I always feel that my day starts right when a story involving the Voyagers crosses my desk. The scope, the sheer audacity of these missions in their day cheers me up, and the fact that they are still communicating with us is a continual cause for celebration. With Voyager 1 now moving beyond the heliosphere, we’ve got an interstellar craft on our hands, one that’s telling us a good deal about the perturbed regions through which it moves. Every day that the Voyagers stay alive is a triumph for an inquisitive and exploring species, and one day we’ll be launching their successor, targeting the local interstellar medium with instruments designed for the task.
Image: This artist’s concept shows NASA’s Voyager spacecraft against a backdrop of stars. Credit: NASA/JPL-Caltech.
The heliosphere is that ‘bubble’ blown by the particles of the Sun’s solar wind in surrounding interstellar space. As such, it’s a moving and malleable thing, flexing, flowing, contracting here, expanding there according to the stream of particles filling it from our star. Now we’re finding, not surprisingly, I think, that the magnetic field just outside the heliosphere is perturbed. Voyager 1 data show that the magnetic field here is more than forty degrees at variance from observations of the interstellar magnetic field that have been produced by other spacecraft.
Remember that while Voyager 1 is the first spacecraft to reach such distances from the Sun, we’ve had other missions exploring the outer regions of the system even though they operate well within it. The Interstellar Boundary Explorer (IBEX) is the outstanding example. Launched in 2009, IBEX is in Earth orbit (apogee 322,000 kilometers, perigee 16,000 kilometers), using instruments that track the solar wind’s interactions with ionized interstellar material. Like the Ulysses spacecraft before it, IBEX is also measuring inflowing neutral particles that penetrate the heliosphere, in the process creating a map of the Solar System’s elastic boundaries.
Image: An artist’s rendition of a portion of our heliosphere, with the solar wind streaming out past the planets and forming a boundary as it interacts with the material between the stars. Credit: Adler Planetarium/IBEX team.
IBEX has already told us a lot, including the fact that our Sun is located in a region of space where dust and gas are much more dispersed than they were when the Sun was formed. With IBEX data, scientists can map the distribution of elements like hydrogen, helium, neon and oxygen as they enter the heliosphere, and can use the neon to oxygen ratio in the Sun to trace element ratios in the distant past. We see less oxygen than expected in the interstellar medium today, indicating the changes to the medium since solar formation.
We also see that our Sun is close to the boundary of a local cloud of gas and dust, but still within it — this work challenges earlier Ulysses findings that found the Sun to exist between two clouds, though close to the boundary of the ‘Local Cloud.’ Within a few thousand years, we will be moving out of the Local Cloud and into a somewhat different galactic environment.
IBEX, then, is helping us understand the general region of space through which we move, while Voyager 1 is reporting on conditions just outside the heliosphere boundary.
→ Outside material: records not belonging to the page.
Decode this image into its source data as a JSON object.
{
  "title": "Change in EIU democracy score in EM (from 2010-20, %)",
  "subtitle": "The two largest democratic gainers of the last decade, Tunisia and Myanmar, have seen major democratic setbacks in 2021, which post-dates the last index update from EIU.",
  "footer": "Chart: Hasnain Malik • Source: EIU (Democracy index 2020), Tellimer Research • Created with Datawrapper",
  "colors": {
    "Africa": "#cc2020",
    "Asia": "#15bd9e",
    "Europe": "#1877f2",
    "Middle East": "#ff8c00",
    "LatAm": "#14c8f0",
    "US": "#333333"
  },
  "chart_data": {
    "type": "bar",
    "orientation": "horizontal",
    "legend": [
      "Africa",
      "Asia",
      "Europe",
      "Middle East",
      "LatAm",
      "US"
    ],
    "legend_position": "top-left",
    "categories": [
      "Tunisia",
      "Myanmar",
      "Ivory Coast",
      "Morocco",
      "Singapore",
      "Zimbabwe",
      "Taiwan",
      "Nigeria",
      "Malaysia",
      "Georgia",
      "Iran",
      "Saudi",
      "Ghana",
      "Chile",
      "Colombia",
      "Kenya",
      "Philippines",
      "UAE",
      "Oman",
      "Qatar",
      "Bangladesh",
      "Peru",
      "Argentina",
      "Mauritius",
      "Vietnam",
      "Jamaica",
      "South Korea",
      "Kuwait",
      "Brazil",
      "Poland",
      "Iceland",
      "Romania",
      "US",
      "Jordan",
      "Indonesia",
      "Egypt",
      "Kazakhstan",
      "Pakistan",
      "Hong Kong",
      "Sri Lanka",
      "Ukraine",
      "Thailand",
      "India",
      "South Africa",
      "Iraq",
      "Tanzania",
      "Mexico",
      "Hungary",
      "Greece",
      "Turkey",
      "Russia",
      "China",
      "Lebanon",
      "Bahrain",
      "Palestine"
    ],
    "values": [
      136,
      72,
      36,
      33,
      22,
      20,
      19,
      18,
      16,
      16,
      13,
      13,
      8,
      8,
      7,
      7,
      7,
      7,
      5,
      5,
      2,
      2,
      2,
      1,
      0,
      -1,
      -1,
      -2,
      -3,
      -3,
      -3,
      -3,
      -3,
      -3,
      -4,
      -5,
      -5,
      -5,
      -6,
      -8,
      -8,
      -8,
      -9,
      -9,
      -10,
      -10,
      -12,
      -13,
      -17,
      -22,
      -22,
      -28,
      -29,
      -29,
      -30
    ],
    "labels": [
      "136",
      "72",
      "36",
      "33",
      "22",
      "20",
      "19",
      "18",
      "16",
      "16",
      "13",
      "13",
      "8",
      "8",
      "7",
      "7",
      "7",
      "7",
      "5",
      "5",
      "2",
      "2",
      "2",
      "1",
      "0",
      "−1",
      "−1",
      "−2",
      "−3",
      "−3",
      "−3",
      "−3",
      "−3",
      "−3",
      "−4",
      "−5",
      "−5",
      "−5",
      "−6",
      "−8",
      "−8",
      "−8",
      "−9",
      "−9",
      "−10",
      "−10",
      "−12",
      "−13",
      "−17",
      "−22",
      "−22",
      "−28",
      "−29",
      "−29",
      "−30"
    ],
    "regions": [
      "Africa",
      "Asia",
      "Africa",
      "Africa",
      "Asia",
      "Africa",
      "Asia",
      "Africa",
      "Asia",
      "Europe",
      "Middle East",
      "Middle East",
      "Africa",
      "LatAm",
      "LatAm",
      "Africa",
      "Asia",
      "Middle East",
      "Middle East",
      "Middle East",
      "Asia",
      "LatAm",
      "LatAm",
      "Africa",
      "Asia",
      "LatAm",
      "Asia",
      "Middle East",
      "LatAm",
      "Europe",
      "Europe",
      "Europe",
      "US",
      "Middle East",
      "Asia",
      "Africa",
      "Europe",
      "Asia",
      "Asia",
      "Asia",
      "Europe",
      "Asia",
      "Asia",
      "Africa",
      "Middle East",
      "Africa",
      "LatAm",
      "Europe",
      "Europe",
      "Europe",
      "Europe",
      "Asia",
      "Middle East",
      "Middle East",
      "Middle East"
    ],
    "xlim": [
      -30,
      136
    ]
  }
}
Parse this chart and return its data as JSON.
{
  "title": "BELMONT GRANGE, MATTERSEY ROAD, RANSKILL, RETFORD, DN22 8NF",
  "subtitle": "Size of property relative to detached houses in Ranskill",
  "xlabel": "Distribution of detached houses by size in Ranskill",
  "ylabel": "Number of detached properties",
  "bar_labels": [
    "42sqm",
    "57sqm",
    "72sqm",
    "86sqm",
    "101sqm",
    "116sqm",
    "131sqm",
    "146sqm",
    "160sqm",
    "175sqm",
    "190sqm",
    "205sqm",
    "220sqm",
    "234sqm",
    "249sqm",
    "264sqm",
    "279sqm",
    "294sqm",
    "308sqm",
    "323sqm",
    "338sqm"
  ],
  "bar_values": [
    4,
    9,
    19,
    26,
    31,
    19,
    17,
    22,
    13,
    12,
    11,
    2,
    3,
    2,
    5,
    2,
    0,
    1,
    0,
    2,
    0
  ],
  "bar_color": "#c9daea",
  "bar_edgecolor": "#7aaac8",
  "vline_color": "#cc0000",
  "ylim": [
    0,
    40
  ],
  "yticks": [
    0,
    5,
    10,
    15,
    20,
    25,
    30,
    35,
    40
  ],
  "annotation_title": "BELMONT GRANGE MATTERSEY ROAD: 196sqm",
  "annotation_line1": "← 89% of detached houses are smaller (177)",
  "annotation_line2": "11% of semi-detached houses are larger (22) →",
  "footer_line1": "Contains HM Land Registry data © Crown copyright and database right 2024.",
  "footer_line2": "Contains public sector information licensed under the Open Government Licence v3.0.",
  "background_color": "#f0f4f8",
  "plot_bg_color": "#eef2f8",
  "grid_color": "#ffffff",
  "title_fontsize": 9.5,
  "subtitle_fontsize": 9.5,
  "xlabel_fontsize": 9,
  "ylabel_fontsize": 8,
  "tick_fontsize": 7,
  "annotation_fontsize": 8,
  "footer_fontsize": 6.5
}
In 2009, IBEX data showed what principal investigator David McComas (SwRI) called a ‘very narrow ribbon that is two to three times brighter than anything else in the sky’ at the interstellar boundary. While this circular arc is still under study, the current view is that it is produced by neutral hydrogen atoms from the solar wind that were reionized in interstellar space and then became neutral again by picking up an additional electron. (For more on IBEX, see IBEX: The Heliosphere in Motion).
This is where the recent Voyager findings come in. Nathan Schwadron (University of New Hampshire) and colleagues have reanalyzed magnetic field data from Voyager 1, discovering that the direction of the magnetic field has been turning ever since the craft crossed into interstellar space. The work, published in Astrophysical Journal Letters confirms that the magnetic field direction at the center of the IBEX ‘ribbon’ is aligned with the magnetic field in the interstellar medium. Voyager is, in other words, now moving through a distorted region. By 2025, the magnetic field around it should align with the field direction found by IBEX.
At that point, we’ll be able to say that Voyager 1 has reached a more settled part of the interstellar medium, less perturbed by the ‘churn’ of the heliosphere. “This study provides very strong evidence that Voyager 1 is in a region where the magnetic field is being deflected by the solar wind,” says Schwadron in this JPL news release. A Voyager follow-up mission will be built from the outset as an interstellar probe, carrying instruments optimized for exploring this active boundary. We can hope that one day even more ambitious missions will use the data thus gathered to chart the regions through which they’ll fly on their way to another star.
The paper is Schwadron et al., “Triangulation of the Interstellar Magnetic Field,” Astrophysical Journal Letters Vol. 813, No. 1, L20. (abstract).